2.1.1.2 Nature des expériences émotionnelles

Il semble qu’on puisse ainsi dégager un premier niveau de compréhension de certains comportements à fonction auto-calmante : les cris, les rots, les vents se produisent lorsque les enfants se trouvent dans un contexte qui leur fait vivre la sensation de perte d’un contenant externe et la terreur fantasmatique de se vider de leur substance, de se dissoudre dans l’espace, ou de partir en morceaux. Les angoisses de chute et de liquéfaction qui induisent cet état de terreur renvoient au registre des agonies primitives. Cette expérience émotionnelle induit un excès de tension-excitation non régulable par l’activité de liaison, l’intervention porte alors sur la quantité d’énergie interne : pour répondre à l’impératif d’homéostasie, il s’agit de rétablir l’économie interne par la décharge et le recours aux conduites d’éconduction. Ces comportements seraient donc à la fois le reflet d’un système de défense organisé par des réactions biologiques d’éconduction et le recours aux procédés auto-calmants, « utilisés comme un moyen de lutte active pour tenter de s’arracher à la tendance auto-sensuelle » 426 - et donc éviter de se retrouver dans le vide, mais également la mise en scène de cette expérience. Expulser hors de soi la tension douloureuse tout en conservant l’expérience dans la forme de la défense appliquée. J’y reviendrai.

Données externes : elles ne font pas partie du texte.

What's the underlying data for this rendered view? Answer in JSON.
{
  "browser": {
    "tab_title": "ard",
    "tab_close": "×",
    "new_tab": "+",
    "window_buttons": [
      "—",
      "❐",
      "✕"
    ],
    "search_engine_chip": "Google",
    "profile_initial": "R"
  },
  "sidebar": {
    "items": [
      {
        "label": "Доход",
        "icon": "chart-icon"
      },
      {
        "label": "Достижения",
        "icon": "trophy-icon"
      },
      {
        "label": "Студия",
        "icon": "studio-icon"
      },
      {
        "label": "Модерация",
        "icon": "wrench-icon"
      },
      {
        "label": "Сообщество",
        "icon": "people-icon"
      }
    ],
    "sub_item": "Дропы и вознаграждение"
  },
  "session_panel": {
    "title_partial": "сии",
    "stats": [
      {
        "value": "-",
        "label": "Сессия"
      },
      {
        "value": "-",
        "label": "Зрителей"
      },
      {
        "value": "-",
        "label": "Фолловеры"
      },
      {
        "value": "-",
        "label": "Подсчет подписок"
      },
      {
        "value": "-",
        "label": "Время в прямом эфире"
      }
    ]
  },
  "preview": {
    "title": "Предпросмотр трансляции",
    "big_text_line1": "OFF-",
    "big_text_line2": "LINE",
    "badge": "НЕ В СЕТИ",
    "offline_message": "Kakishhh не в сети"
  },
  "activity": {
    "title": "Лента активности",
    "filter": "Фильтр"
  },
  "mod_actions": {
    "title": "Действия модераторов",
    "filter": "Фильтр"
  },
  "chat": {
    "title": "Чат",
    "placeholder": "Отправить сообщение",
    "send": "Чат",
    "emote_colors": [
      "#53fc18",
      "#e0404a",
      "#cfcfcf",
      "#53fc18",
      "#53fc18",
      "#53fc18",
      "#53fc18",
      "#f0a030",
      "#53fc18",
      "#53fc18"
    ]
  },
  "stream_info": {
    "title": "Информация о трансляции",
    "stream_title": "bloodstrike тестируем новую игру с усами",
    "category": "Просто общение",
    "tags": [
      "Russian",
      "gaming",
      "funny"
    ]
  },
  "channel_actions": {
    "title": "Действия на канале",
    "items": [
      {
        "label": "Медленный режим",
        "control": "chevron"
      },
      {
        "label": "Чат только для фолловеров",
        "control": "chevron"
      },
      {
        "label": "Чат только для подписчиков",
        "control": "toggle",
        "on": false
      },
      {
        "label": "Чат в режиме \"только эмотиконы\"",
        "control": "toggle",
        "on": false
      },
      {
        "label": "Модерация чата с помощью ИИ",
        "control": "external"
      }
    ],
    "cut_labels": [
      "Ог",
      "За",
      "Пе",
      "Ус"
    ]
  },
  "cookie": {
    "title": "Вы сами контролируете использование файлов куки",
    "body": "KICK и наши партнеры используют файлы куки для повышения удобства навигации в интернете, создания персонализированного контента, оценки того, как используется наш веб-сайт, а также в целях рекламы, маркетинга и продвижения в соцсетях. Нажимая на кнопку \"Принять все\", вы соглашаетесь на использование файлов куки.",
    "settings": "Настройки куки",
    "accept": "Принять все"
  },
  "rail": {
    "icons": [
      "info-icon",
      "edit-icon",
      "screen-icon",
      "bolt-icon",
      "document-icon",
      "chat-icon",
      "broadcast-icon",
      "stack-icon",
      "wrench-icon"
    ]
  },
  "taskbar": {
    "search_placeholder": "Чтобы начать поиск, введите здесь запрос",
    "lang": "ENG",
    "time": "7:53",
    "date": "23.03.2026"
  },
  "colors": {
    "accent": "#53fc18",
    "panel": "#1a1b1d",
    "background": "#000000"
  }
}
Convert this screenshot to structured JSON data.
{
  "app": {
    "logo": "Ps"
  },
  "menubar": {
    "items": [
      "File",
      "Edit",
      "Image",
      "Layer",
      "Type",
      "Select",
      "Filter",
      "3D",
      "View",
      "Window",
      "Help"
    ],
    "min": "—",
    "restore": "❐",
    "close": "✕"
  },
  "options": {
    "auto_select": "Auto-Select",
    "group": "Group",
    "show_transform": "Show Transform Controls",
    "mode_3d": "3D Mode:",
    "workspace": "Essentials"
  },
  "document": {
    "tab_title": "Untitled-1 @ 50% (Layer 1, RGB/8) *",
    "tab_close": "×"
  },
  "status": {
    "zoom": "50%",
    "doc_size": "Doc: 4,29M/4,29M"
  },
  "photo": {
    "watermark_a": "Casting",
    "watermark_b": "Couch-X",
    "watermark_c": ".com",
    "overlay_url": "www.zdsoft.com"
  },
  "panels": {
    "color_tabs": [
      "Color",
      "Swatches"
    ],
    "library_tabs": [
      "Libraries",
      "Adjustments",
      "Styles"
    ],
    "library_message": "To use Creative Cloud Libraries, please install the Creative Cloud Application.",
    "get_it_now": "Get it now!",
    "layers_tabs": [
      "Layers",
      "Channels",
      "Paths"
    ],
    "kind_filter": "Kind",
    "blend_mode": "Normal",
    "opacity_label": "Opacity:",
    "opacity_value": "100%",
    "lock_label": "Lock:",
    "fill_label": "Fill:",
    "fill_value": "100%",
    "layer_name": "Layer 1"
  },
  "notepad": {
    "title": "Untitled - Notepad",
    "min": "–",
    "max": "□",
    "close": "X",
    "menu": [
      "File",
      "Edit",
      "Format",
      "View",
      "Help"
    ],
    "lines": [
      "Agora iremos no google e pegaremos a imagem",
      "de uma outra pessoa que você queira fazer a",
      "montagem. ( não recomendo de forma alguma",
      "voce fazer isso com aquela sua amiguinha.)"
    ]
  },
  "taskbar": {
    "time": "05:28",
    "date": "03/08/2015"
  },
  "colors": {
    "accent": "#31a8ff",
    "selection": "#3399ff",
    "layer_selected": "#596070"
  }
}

Une rapide revue du champ lexical utilisé par les intervenants à propos des comportements des enfants me paraît tout à fait éclairante. En effet, les intervenants ont la capacité de donner une forme à l’expérience émotionnelle en représentations de mots qui garantissent la pensée symbolique. Ainsi, lors des épisodes d’agitation extrême, ils peuvent dire qu’un tel «  vomit des injures », «  crache son venin », «  s’éclate ou s’explose en tout sens ». Après un épisode particulièrement intense où l’enfant cesse un instant de tourbillonner, épuisé, ils disent de lui qu’ « il est vidé  ».

Ainsi j’ai pu effectivement déceler les manifestations caractéristiques des types d’angoisse décrits dans les états autistiques. Il me semble qu’il s’agit d’angoisses éminemment narcissiques, qui concernent l’organisation du soi, l’être même, l’existence subjective propre, et qui peuvent saisir les sujets indépendamment de la rencontre avec un autre.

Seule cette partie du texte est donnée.